3.3 Performance of Classifier

To evaluate performance of the classifier, we manually label parser functions and normal functions in centaurus and ipcamera. The classifier is applied to them and the parser recognition accuracy is shown in Table 3. The mechanism tolerates imprecision of parsers recognition to a certain extent as it is an intermediate step to accelerate the speed of finding code locations where probability of the taint-style vulnerability existence is high.

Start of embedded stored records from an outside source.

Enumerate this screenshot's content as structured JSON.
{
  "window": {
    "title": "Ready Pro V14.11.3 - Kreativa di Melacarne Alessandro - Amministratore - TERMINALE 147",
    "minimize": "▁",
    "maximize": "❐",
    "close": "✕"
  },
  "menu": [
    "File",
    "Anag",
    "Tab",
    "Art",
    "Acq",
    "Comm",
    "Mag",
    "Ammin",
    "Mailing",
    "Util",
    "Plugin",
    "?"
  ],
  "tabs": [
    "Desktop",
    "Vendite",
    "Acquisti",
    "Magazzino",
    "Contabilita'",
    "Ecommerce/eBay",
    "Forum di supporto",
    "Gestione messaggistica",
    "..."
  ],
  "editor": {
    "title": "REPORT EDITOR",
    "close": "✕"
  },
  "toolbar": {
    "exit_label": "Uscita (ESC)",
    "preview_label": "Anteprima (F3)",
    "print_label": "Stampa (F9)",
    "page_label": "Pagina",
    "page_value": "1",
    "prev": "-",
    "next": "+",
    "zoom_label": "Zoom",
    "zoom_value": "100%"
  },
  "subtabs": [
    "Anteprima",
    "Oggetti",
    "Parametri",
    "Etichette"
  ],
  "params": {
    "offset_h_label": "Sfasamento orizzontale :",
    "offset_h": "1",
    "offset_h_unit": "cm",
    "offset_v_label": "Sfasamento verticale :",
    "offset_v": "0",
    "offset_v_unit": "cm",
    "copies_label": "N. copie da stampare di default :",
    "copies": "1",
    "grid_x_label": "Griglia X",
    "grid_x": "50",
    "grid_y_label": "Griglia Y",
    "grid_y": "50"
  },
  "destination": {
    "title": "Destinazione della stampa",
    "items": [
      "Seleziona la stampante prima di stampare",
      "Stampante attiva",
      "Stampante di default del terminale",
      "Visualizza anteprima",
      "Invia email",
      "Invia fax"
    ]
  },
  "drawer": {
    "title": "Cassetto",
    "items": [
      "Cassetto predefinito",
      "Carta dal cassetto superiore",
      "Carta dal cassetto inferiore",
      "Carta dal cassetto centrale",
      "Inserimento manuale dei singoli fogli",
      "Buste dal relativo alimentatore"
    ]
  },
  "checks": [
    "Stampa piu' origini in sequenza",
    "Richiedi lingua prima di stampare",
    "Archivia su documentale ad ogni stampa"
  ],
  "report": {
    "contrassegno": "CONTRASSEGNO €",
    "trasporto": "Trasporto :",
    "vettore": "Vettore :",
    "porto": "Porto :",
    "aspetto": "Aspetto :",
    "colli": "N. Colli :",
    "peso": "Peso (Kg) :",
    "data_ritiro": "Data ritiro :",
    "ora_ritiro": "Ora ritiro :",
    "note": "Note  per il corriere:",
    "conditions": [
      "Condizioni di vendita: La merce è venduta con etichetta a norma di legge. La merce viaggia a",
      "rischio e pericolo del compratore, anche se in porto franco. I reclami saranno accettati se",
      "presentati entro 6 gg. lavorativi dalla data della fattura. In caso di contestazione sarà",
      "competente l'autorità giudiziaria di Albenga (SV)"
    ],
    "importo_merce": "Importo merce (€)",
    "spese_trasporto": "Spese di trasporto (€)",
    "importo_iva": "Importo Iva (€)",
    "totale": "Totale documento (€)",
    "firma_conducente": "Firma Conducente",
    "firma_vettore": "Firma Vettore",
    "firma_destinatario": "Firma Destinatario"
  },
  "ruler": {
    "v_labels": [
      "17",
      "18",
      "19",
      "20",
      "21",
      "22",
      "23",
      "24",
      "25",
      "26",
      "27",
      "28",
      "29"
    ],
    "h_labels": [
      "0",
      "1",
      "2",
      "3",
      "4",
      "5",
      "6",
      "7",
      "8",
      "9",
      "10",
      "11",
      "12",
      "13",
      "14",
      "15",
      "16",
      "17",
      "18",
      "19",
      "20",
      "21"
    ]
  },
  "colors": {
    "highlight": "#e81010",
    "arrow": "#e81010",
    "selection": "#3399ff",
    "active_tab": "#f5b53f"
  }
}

Table 3. Recognition accuracy of classifier

3.4 Performance of Two-Stage Mechanism

In whole-program analysis, functional modules are treated equally without discrimination so that the entire security-sensitive sinks are analysed in spite that many of these are free of vulnerability. In our two-stage mechanism, only sinks inside parser functions are analysed which greatly reduce the time cost. To prove the efficiency, we get the number of function analyzed, sinks analyzed and insecure sinks within them for specified sink types in different methods and calculate time cost of each insecure sink discovery.

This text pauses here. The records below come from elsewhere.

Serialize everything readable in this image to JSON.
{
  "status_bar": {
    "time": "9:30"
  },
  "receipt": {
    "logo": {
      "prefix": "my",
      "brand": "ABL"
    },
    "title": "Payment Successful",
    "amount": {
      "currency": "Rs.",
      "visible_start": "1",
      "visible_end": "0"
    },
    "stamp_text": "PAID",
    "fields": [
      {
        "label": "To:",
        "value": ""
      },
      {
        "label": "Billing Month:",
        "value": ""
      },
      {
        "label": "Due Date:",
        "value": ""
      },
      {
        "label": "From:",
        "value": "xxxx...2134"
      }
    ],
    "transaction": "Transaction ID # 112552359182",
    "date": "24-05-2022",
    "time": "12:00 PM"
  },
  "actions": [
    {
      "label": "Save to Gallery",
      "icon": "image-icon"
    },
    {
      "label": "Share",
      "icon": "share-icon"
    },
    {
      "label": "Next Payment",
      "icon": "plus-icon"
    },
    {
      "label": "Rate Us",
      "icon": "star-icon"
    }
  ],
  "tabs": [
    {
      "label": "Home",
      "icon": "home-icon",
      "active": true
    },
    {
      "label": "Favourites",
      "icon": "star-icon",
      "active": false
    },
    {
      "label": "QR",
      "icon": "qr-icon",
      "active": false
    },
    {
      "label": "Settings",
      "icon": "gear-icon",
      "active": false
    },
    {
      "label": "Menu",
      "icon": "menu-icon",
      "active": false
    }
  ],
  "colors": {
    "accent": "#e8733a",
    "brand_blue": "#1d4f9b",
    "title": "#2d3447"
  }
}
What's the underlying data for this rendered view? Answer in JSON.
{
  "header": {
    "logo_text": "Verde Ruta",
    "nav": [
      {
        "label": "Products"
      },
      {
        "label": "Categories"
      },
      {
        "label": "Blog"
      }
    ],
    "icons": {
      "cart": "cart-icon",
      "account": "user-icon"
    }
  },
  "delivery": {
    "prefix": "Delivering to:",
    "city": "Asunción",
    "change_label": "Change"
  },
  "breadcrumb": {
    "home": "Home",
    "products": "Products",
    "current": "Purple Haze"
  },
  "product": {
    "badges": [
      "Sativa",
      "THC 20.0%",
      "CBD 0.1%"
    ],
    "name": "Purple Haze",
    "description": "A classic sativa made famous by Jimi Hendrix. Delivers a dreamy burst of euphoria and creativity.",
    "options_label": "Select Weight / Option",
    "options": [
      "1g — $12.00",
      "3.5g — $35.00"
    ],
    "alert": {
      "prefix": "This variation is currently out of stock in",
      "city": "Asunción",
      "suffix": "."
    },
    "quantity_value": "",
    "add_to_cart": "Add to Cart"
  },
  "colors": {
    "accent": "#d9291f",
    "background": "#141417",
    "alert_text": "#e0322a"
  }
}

Table 4. Analysis of two camera firmwares

The evaluation result on ipcamera and centaurus program is shown in Table 4. It shows that to ipcamera and centaurus, average time cost of each insecure sink discovery by our method are 0.88 s and 5.85 s. And the corresponding time cost by whole-program analysis are 4.74 s and 10.48 s. By comparison, our mechanism reduce the time cost of insecure sink discovery by 81.4 and 44.2 percent. Therefore, our method has an advantage over accelerating discovery of the taint-style vulnerability in embedded systems.

4 Related Work

4.1 Static Analysis

Yamaguichi et al. [19, 20] propose to design code property graph representation and path traversal patterns for various vulnerability types. Unfortunately, code property graph is depended on source code, hence it cannot be applied directly on embedded binary programs. Angr [21] extracts control flow, control dependence, data dependence graph and discovers vulnerabilities by using backward slicing and symbolic execution technologies. However, accurate analysis still suffers from low efficiency. PIE [11] finds parsers by extracting features and using machine learning. However, only structure features are selected which affects accuracy of protocol parsers recognition and vulnerability analysis work is rare.

4.2 Dynamic Analysis

Dynamic approaches like fuzz testing have been proposed to discover vulnerability more precisely. Codenomicon Defensics [3], a mature network protocol fuzzing product, supports many species of industrial protocols. However, code coverage for testing is usually low and vulnerabilities in uncommon paths are not found. As a remedy, some dynamic analysis tool like Driller [17] is proposed to combine fuzz testing with symbolic execution to guide analysis into specified code areas. Unfortunately, it requires simulation of programs which is difficult to implement in embedded systems. In the aspect of dynamic simulation, Avatar framework [22] is proposed to dynamically analyze embedded systems by orchestrating the execution of an emulator together with the real hardware. Decaf [15] is proposed to support virtual machine based, multi-target, whole-system dynamic binary analysis. However, both frameworks have not been used to directly analyze vulnerabilities.

5 Conclusion

In this paper, we propose a lightweight method to accelerate discovery of taint-style vulnerabilities in embedded systems. Instead of analyzing entire security-sensitive sinks, we focus on protocol parsers which are more prone to taint-style vulnerabilities. We firstly use machine learning technologies to construct a classifier that can recognize parser functions accurately. Then, we derive PDG to identify input source of sinks that can help extract insecure cases quickly. We demonstrate effectiveness of our work by comparing it with whole-program analysis. Our work can effectively help analysts spend less time on insignificant codes and find taint-style vulnerabilities in time. In the future, we need improve protocol parsers recognition model and extend our work to cover more vulnerability types.